Manually throw 404 from Controller

Hey friends,
is there a way to manually throw a 404 error from a controller, complete with passing everything off to the default 404 handler?
I know I could do $kirby->response()->code('404') to get the header right and then hack something into the template to include the 404 error template instead, but that’s too hacky for my tastes.
Thanks!

Why don’t you send the user to the error page?

go('error');

What’s your use case?

For example, when building a simple blog tag system with an URL like /blog/tag:foobar - if foobar is not a valid tag, the user should see a 404 page under that URL.

This should work:

return function ($page) {
    
    if ('your condition') {
        echo page('error')->render();
        exit();
    } else {
       
        return [
           //...
        ];
    }

};

I had a similar issue. It’s always possible to call the PHP header() function or Kirby’s Header::notfound() helper, but it looks like Kirby sets the response status itself later on, so whatever you declare is overwritten.

I settled on something like @texnixe’s solution, with a few changes:

<?php // site/controllers/custom.php
use Kirby\Cms\Site;
use Kirby\Http\Header;

return function (Site $site) {
  Header::notfound(true);
  echo $site->errorPage()->render();
  exit;
}
<?php // site/templates/custom.php
/**
 * This templates/custom.php is not used, but it must exist in order
 * for the controllers/custom.php file to be executed.
 */

(I’m only showing the 404 error branch. In my case I’m either returning an array of data for the template, or echoing the HTML for the error page and exiting.)

You might want to actually render the template for this page type, which can look like this:

<?php // site/controllers/custom.php
use Kirby\Cms\Page;
use Kirby\Http\Header;

return function (Page $page) {
  $someData = /* retrieve some data */;
  $is404 = /* determine if we have content */;

  if (!$is404) Header::notfound(true);
  echo $page->template()->render([
    'someData' => $someData,
    'is404' => $is404
  ]);
  exit;
}

Just be careful to run $page->template()->render() and not $page->render(), because the latter will run the page’s controller and create an infinite loop!

1 Like

Addendum: if you’re letting Kirby render the template instead of doing it more manually, $site->response()->code(404); does work. So you can replace this:

if (!$is404) Header::notfound(true);
echo $page->template()->render([
  'someData' => $someData,
  'is404' => $is404
]);
exit;

with:

if (!$is404) $site->resonse()->code(404);
return [
  'someData' => $someData,
  'is404' => $is404
];
1 Like

I was just playing with this on a site we are refactoring, specifically I was thinking about the case of a tag being wrong from the URL. Perhaps a bad link or someone entered the URL incorrectly. Now for our site it is less likely to happen as we use a list of tags or tag buttons from which to select from… but it could of course happen!

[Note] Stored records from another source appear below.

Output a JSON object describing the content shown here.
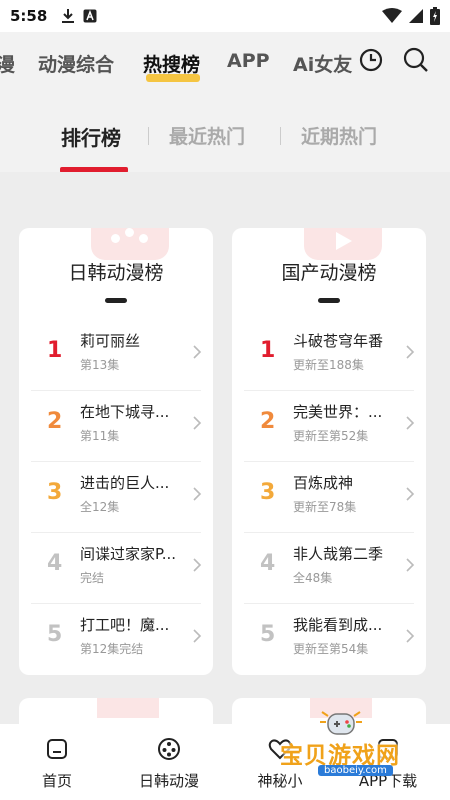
{
  "status_bar": {
    "time": "5:58"
  },
  "category_nav": {
    "items": [
      "漫",
      "动漫综合",
      "热搜榜",
      "APP",
      "Ai女友"
    ],
    "active_index": 2
  },
  "sub_tabs": {
    "items": [
      "排行榜",
      "最近热门",
      "近期热门"
    ],
    "active_index": 0
  },
  "cards": [
    {
      "title": "日韩动漫榜",
      "items": [
        {
          "rank": "1",
          "title": "莉可丽丝",
          "sub": "第13集"
        },
        {
          "rank": "2",
          "title": "在地下城寻...",
          "sub": "第11集"
        },
        {
          "rank": "3",
          "title": "进击的巨人...",
          "sub": "全12集"
        },
        {
          "rank": "4",
          "title": "间谍过家家P...",
          "sub": "完结"
        },
        {
          "rank": "5",
          "title": "打工吧！魔...",
          "sub": "第12集完结"
        }
      ]
    },
    {
      "title": "国产动漫榜",
      "items": [
        {
          "rank": "1",
          "title": "斗破苍穹年番",
          "sub": "更新至188集"
        },
        {
          "rank": "2",
          "title": "完美世界：...",
          "sub": "更新至第52集"
        },
        {
          "rank": "3",
          "title": "百炼成神",
          "sub": "更新至78集"
        },
        {
          "rank": "4",
          "title": "非人哉第二季",
          "sub": "全48集"
        },
        {
          "rank": "5",
          "title": "我能看到成...",
          "sub": "更新至第54集"
        }
      ]
    }
  ],
  "rank_colors": [
    "#e11d2e",
    "#f08a3c",
    "#f3a93a",
    "#c2c2c2",
    "#c2c2c2"
  ],
  "bottom_nav": {
    "items": [
      {
        "label": "首页",
        "icon": "home-icon"
      },
      {
        "label": "日韩动漫",
        "icon": "film-reel-icon"
      },
      {
        "label": "神秘小",
        "icon": "heart-icon"
      },
      {
        "label": "APP下载",
        "icon": "app-icon"
      }
    ]
  },
  "watermark": {
    "text": "宝贝游戏网",
    "url": "baobeiy.com"
  },
  "colors": {
    "accent_red": "#e11d2e",
    "tab_highlight": "#f5c542"
  }
}
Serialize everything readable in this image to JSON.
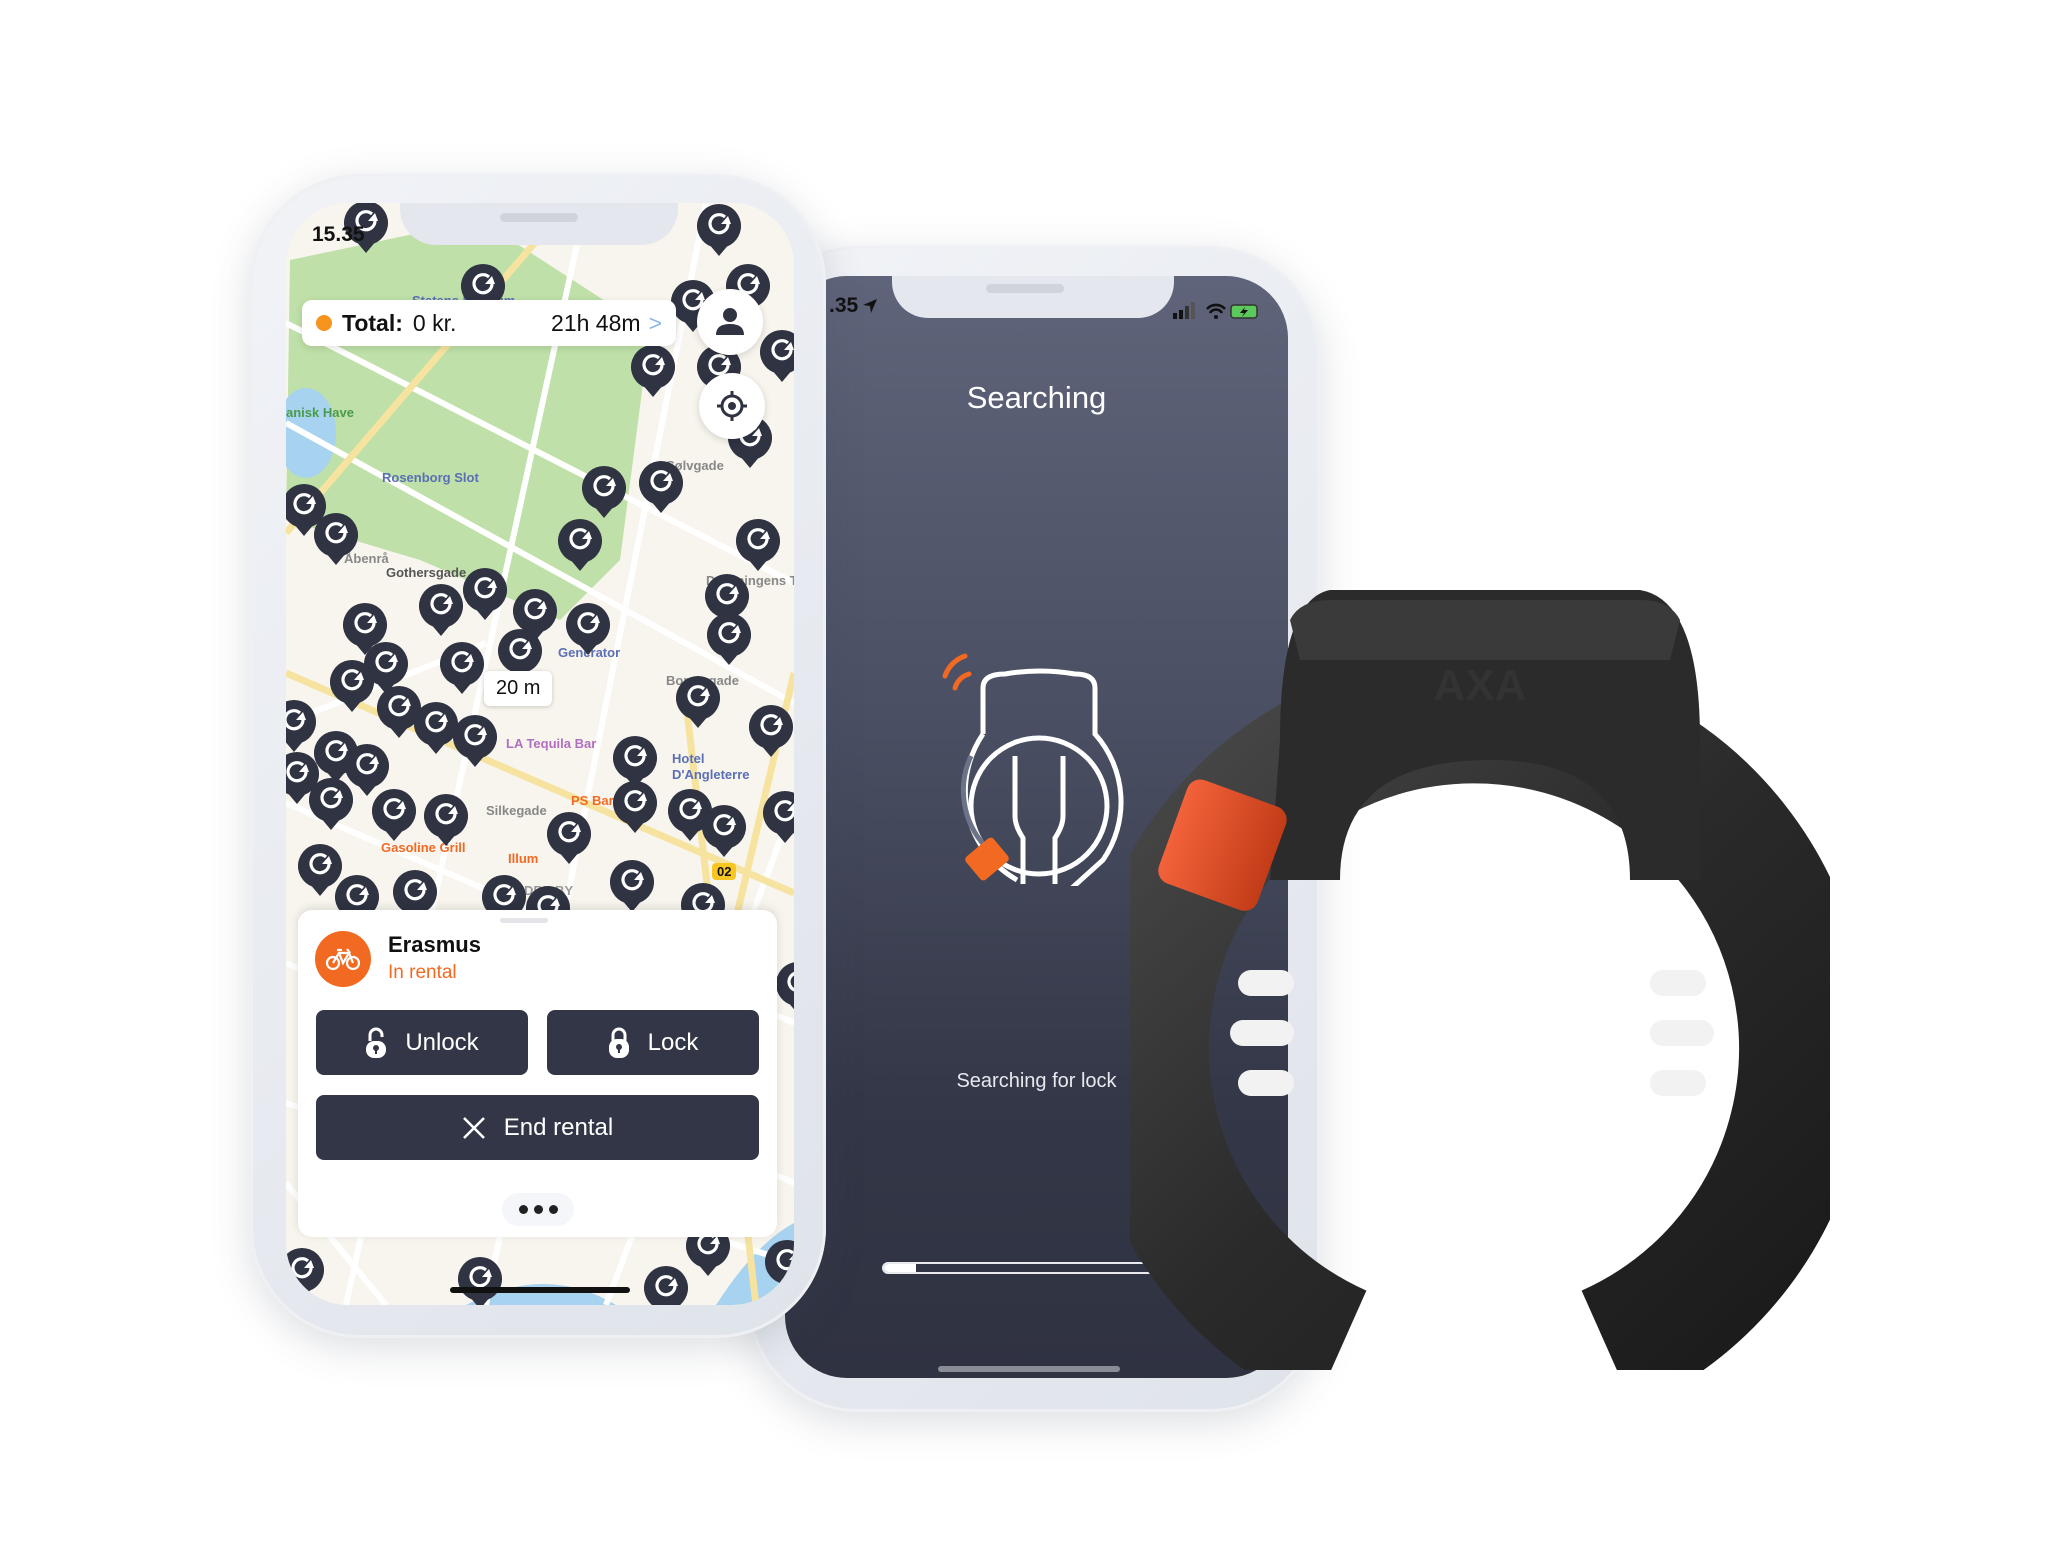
{
  "colors": {
    "accent_orange": "#f26a21",
    "total_dot": "#f7941d",
    "button_dark": "#333646",
    "pin_dark": "#2f3342",
    "searching_bg_top": "#5f647a",
    "searching_bg_bottom": "#2f3241"
  },
  "map_screen": {
    "status_time": "15.35",
    "total": {
      "label": "Total:",
      "amount": "0 kr.",
      "duration": "21h 48m",
      "chevron": ">"
    },
    "profile_icon": "user-icon",
    "locate_icon": "crosshair-icon",
    "distance_label": "20 m",
    "map_labels": [
      "Statens Museum",
      "anisk Have",
      "Rosenborg Slot",
      "Sølvgade",
      "Gothersgade",
      "Åbenrå",
      "Borgergade",
      "Dronningens Tvær",
      "Generator",
      "LA Tequila Bar",
      "Hotel",
      "D'Angleterre",
      "Silkegade",
      "Gasoline Grill",
      "Illum",
      "PS Bar",
      "INDRE BY",
      "02"
    ],
    "vehicle": {
      "name": "Erasmus",
      "status": "In rental",
      "icon": "bicycle-icon"
    },
    "buttons": {
      "unlock": "Unlock",
      "lock": "Lock",
      "end_rental": "End rental"
    },
    "more_icon": "ellipsis-icon"
  },
  "search_screen": {
    "status_time": ".35",
    "title": "Searching",
    "subtitle": "Searching for lock",
    "progress": 0.11
  },
  "product": {
    "brand_embossed": "AXA"
  }
}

So from a user friendly point of view, rather than throw a 404/Error, why not render the page as normal with a heading/note saying something like ‘no tags’ available for ‘xxx’ and ‘please select from’ a list of tags to tag buttons?

That’s definitely possible, yes! It’s a UX choice whether you want to render a tag page with a “no content for this tag” message, or a more generic 404 page.